Am Morgen fahren Lastwagen und Busse mit dem schwarzen UN-Schriftzug von Goma nach Gisenij. Beide Städte liegen am malerischen Kivu-See und doch ist das, was sie trennt, groß und bedeutungsvoll. Denn in Goma, der Provinzhauptstadt des ostkongolesischen Nord-Kivu, herrscht Krieg. Hunger, Cholera und Angst grassieren in den Flüchtlingscamps in und um die Stadt, täglich jagt ein Gerücht das andere: Rebellenführer Laurent Nkunda werde Goma bis zum Jahresende doch noch ein einnehmen, vielleicht sogar schon nächste Woche. Nein, Nkunda wolle sich mit den Aufständischen des Nordens verbünden. Angola hat bereits Soldaten in die Kivu-Provinz geschickt, um dem unberechenbaren Tutsi-General in den Arm zu fallen.
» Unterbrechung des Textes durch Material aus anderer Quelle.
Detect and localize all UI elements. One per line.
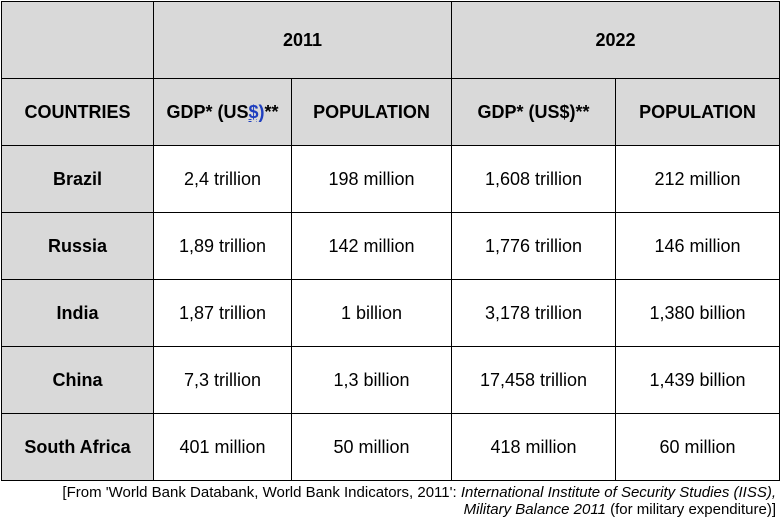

Wer wie ich im ruandischen Gisenij sitzt, dem lacht die Sonne über dem Kivu-See. Doch nicht Touristen bevölkern die Hotels dieses einstigen Touristendomizils, sondern Frauen und Kinder aus Goma. Tutsi-Familien allesamt, die sich vor Vergeltung und Rache fürchten. So wie Clarice mit der hohen Gestalt der Tutsi-Frauen oder Aimée, deren Mann in Laurent Nkundas Rebellenarmee CNDP* kämpft. "Nicht nur die Hutu wollen uns umbringen, die Kongolesen wollen das genauso. Auch sie hassen die Tutsi", sagt sie und wendet sich ab. So als halte sie es kaum für möglich, dass man wirklich verstehen kann, was sie meint.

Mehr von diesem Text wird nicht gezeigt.